# 3rd Kazekage vs. 4th Kazekage (Read OP)



## trance (Jun 9, 2013)

The 3rd's Iron Sand was said to be the most feared weapon, so let's put it to the test. 

The 3rd is obviously a puppet and the 4th is alive.

Location: Chunin Exam prelim arena

Intel: Full

Mindset: IC

Rules: All Sasori can do is control the 3rd, nothing more and can only use the Iron Sand. The 4th just needs to destroy the 3rd's puppet body to win. They both have gourds full of Iron Sand and Gold Dust.

Scenarios-

Scenario 1: The Iron Sand is nonpoison laced.

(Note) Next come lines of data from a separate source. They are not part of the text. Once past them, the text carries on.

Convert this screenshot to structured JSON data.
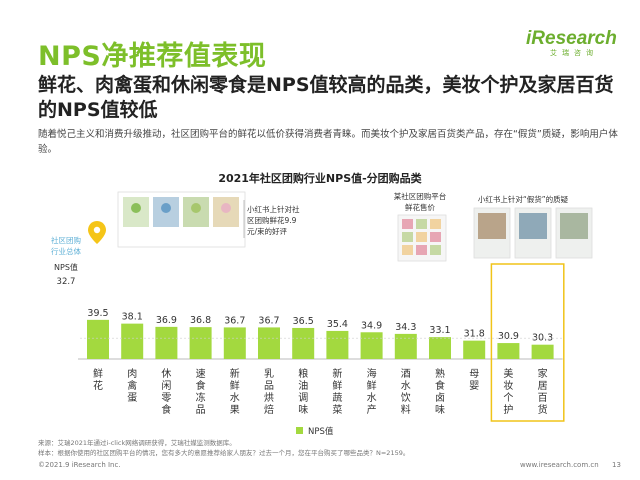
{
  "page": {
    "title": "NPS净推荐值表现",
    "headline": "鲜花、肉禽蛋和休闲零食是NPS值较高的品类，美妆个护及家居百货的NPS值较低",
    "description": "随着悦己主义和消费升级推动，社区团购平台的鲜花以低价获得消费者青睐。而美妆个护及家居百货类产品，存在“假货”质疑，影响用户体验。",
    "logo_text": "iResearch",
    "logo_sub": "艾瑞咨询",
    "source_line": "来源：艾瑞2021年通过i-click网络调研获得，艾瑞社媒监测数据库。",
    "sample_line": "样本：根据你使用的社区团购平台的情况，您有多大的意愿推荐给家人朋友？过去一个月，您在平台购买了哪些品类？N=2159。",
    "copyright": "©2021.9 iResearch Inc.",
    "website": "www.iresearch.com.cn",
    "page_number": "13"
  },
  "annotations": {
    "overall_label_1": "社区团购",
    "overall_label_2": "行业总体",
    "overall_label_3": "NPS值",
    "overall_value": "32.7",
    "flower_note_1": "小红书上针对社",
    "flower_note_2": "区团购鲜花9.9",
    "flower_note_3": "元/束的好评",
    "platform_note_1": "某社区团购平台",
    "platform_note_2": "鲜花售价",
    "fake_note": "小红书上针对“假货”的质疑"
  },
  "chart_data": {
    "type": "bar",
    "title": "2021年社区团购行业NPS值-分团购品类",
    "categories": [
      "鲜花",
      "肉禽蛋",
      "休闲零食",
      "速食冻品",
      "新鲜水果",
      "乳品烘焙",
      "粮油调味",
      "新鲜蔬菜",
      "海鲜水产",
      "酒水饮料",
      "熟食卤味",
      "母婴",
      "美妆个护",
      "家居百货"
    ],
    "series": [
      {
        "name": "NPS值",
        "values": [
          39.5,
          38.1,
          36.9,
          36.8,
          36.7,
          36.7,
          36.5,
          35.4,
          34.9,
          34.3,
          33.1,
          31.8,
          30.9,
          30.3
        ],
        "color": "#a3d93f"
      }
    ],
    "reference_line": {
      "value": 32.7
    },
    "highlighted_categories": [
      "美妆个护",
      "家居百货"
    ],
    "highlight_color": "#f0c419",
    "legend_position": "bottom"
  }
}
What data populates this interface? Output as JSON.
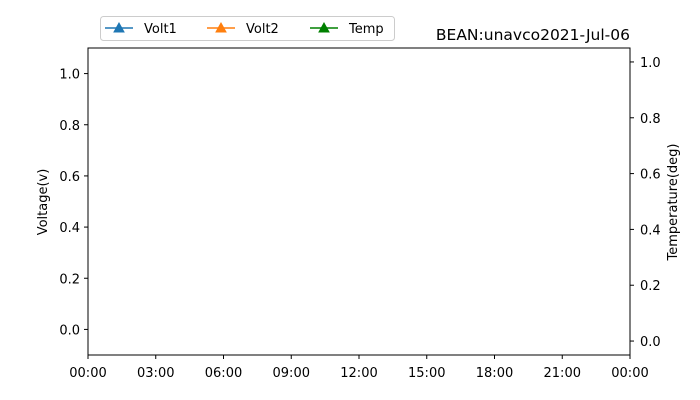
{
  "chart_data": {
    "type": "line",
    "title": "BEAN:unavco2021-Jul-06",
    "xlabel": "",
    "ylabel": "Voltage(v)",
    "y2label": "Temperature(deg)",
    "x_ticks": [
      "00:00",
      "03:00",
      "06:00",
      "09:00",
      "12:00",
      "15:00",
      "18:00",
      "21:00",
      "00:00"
    ],
    "ylim": [
      -0.1,
      1.1
    ],
    "y_ticks": [
      "0.0",
      "0.2",
      "0.4",
      "0.6",
      "0.8",
      "1.0"
    ],
    "y2lim": [
      -0.05,
      1.05
    ],
    "y2_ticks": [
      "0.0",
      "0.2",
      "0.4",
      "0.6",
      "0.8",
      "1.0"
    ],
    "grid": false,
    "legend_position": "top-left",
    "series": [
      {
        "name": "Volt1",
        "axis": "left",
        "color": "#1f77b4",
        "marker": "triangle",
        "x": [],
        "y": []
      },
      {
        "name": "Volt2",
        "axis": "left",
        "color": "#ff7f0e",
        "marker": "triangle",
        "x": [],
        "y": []
      },
      {
        "name": "Temp",
        "axis": "right",
        "color": "#008000",
        "marker": "triangle",
        "x": [],
        "y": []
      }
    ]
  }
}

Scenario 2: The Iron Sand is poison laced that will kill in 3 minutes.


----------



## BurningVegeta (Jun 9, 2013)

Gold Sand, clogs up the joints of 3rd Puppet and Sasori... gold isn't magnetic and therefore Sasori loses. Logically the 4th protects his entire body with Gold Sand and shields himself from all damage and poison.


----------



## Bonly (Jun 9, 2013)

Sasori should win. The Sandaime is noted as the stronger of the two. The Sandaime sand appeared to be the stronger of the two. Anything the Yondaime can do with his gold dust, the Sandaime can likely do with his Iron sand. The Yondaime hasn't shown any defense power that would suggest that he can block any of the Sandaime's without them going right through. The Sandaime is just overall better and has the better weapon's+feats then the Yondaime.


----------



## Kai (Jun 9, 2013)




----------



## Rob (Jun 10, 2013)

^
/Thread?


----------